The guard finally reached the cell, jammed a key into the lock, and swung the door open so wide Bennie almost stumbled into the hall.
“Guard!” Connolly shouted. “My lawyer forgot her file.” She stretched over the counter with the envelope in her hand, but in a swift movement, the prison guard drew a black baton from her belt and brandished it.
“That’s far enough, you!” she shouted. “Sit down! You want a write-up?”
“Okay, okay, relax!” Connolly said, folding instantly into the chair and raising her arms protectively. “She forgot her file. I’m trying to help. It’s her file!”
Bennie backed against the door, her feelings in tumult. She didn’t want to take Connolly’s file, but she didn’t want to see her clubbed. The inmate who looked so much like her cowered in the chair, and Bennie felt frightened for her and of her at the same time. “She wasn’t going to hurt me,” she heard herself saying.
The guard turned under the raised club. “That your file or not, lawyer?”
“Uh, yes.” She didn’t want Connolly beaten, for God’s sake.

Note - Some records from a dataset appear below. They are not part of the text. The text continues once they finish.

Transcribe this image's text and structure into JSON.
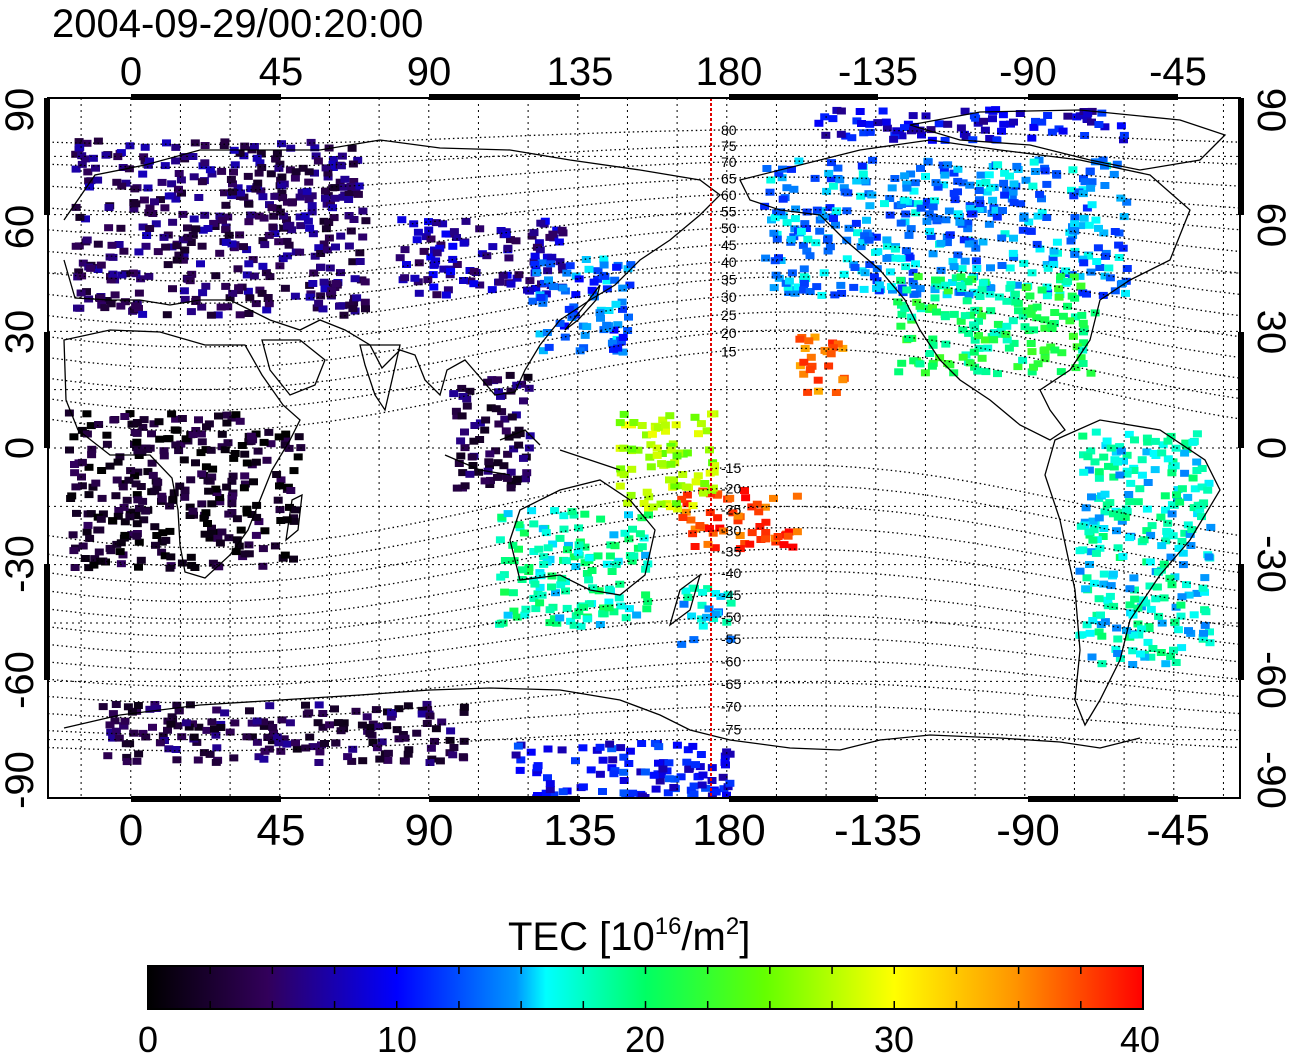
{
  "title": "2004-09-29/00:20:00",
  "top_lon_labels": [
    "0",
    "45",
    "90",
    "135",
    "180",
    "-135",
    "-90",
    "-45"
  ],
  "bottom_lon_labels": [
    "0",
    "45",
    "90",
    "135",
    "180",
    "-135",
    "-90",
    "-45"
  ],
  "left_lat_labels": [
    "90",
    "60",
    "30",
    "0",
    "-30",
    "-60",
    "-90"
  ],
  "right_lat_labels": [
    "90",
    "60",
    "30",
    "0",
    "-30",
    "-60",
    "-90"
  ],
  "mag_lat_labels": [
    "80",
    "75",
    "70",
    "65",
    "60",
    "55",
    "50",
    "45",
    "40",
    "35",
    "30",
    "25",
    "20",
    "15",
    "-15",
    "-20",
    "-25",
    "-30",
    "-35",
    "-40",
    "-45",
    "-50",
    "-55",
    "-60",
    "-65",
    "-70",
    "-75"
  ],
  "colorbar": {
    "label_main": "TEC  [10",
    "label_sup1": "16",
    "label_mid": "/m",
    "label_sup2": "2",
    "label_end": "]",
    "ticks": [
      "0",
      "10",
      "20",
      "30",
      "40"
    ],
    "min": 0,
    "max": 40
  },
  "map": {
    "lon_range": [
      -25,
      335
    ],
    "lat_range": [
      -90,
      90
    ],
    "midnight_meridian_color": "#e00000",
    "projection": "equirectangular",
    "grid": "dotted 15deg"
  },
  "chart_data": {
    "type": "heatmap",
    "title": "2004-09-29/00:20:00",
    "xlabel": "",
    "ylabel": "",
    "colorbar_label": "TEC [10^16/m^2]",
    "value_range": [
      0,
      40
    ],
    "regions": [
      {
        "lon": [
          -18,
          70
        ],
        "lat": [
          35,
          80
        ],
        "tec": 5
      },
      {
        "lon": [
          80,
          130
        ],
        "lat": [
          40,
          60
        ],
        "tec": 7
      },
      {
        "lon": [
          120,
          150
        ],
        "lat": [
          25,
          50
        ],
        "tec": 13
      },
      {
        "lon": [
          95,
          120
        ],
        "lat": [
          -10,
          20
        ],
        "tec": 4
      },
      {
        "lon": [
          190,
          300
        ],
        "lat": [
          40,
          75
        ],
        "tec": 14
      },
      {
        "lon": [
          230,
          290
        ],
        "lat": [
          20,
          45
        ],
        "tec": 20
      },
      {
        "lon": [
          165,
          200
        ],
        "lat": [
          -25,
          -10
        ],
        "tec": 38
      },
      {
        "lon": [
          200,
          215
        ],
        "lat": [
          15,
          30
        ],
        "tec": 36
      },
      {
        "lon": [
          145,
          175
        ],
        "lat": [
          -15,
          10
        ],
        "tec": 27
      },
      {
        "lon": [
          110,
          155
        ],
        "lat": [
          -45,
          -15
        ],
        "tec": 18
      },
      {
        "lon": [
          165,
          180
        ],
        "lat": [
          -50,
          -35
        ],
        "tec": 16
      },
      {
        "lon": [
          285,
          325
        ],
        "lat": [
          -55,
          5
        ],
        "tec": 17
      },
      {
        "lon": [
          -20,
          50
        ],
        "lat": [
          -30,
          10
        ],
        "tec": 2
      },
      {
        "lon": [
          -10,
          100
        ],
        "lat": [
          -80,
          -65
        ],
        "tec": 4
      },
      {
        "lon": [
          115,
          180
        ],
        "lat": [
          -90,
          -75
        ],
        "tec": 10
      },
      {
        "lon": [
          205,
          300
        ],
        "lat": [
          80,
          88
        ],
        "tec": 9
      }
    ]
  }
}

“Then take it!” the guard ordered.
Bennie lunged for the file and stuck it under her arm. Her mouth felt surprisingly dry, her chest tight. She had to get out of the prison. She hurried out the door and for the exit, clutching the unwanted envelope to her breast.
F
our patrolmen crammed into a booth at Little Pete’s, taking the table farthest from the door by habit. Blue cotton epaulets buckled as they squeezed onto vinyl benches and radios rested silently at their thick leather belts. In the middle of the table, black nightsticks rolled together like an urban logjam. Corded blue caps, each with a heavy chrome badge affixed above a bill of black patent, sat in a row on a nearby ledge. It was early for lunch, as the night tour called every meal they ate, but James “Surf” Lenihan had another bug up his ass.
Surf got his nickname because he looked the part: sun-bleached white-blond hair and a tan, muscular build from summers spent lifeguarding in South Jersey. Surf had the antsy metabolism of a natural athlete and was always worked up about something—the new contract, the reassignments, the court time. He leaned over the table to talk, even though Little Pete’s was practically empty. “It’s for real,” Surf whispered, but Sean McShea laughed so hard he almost choked on his cheesesteak, and Art Reston called Surf a horse’s ass.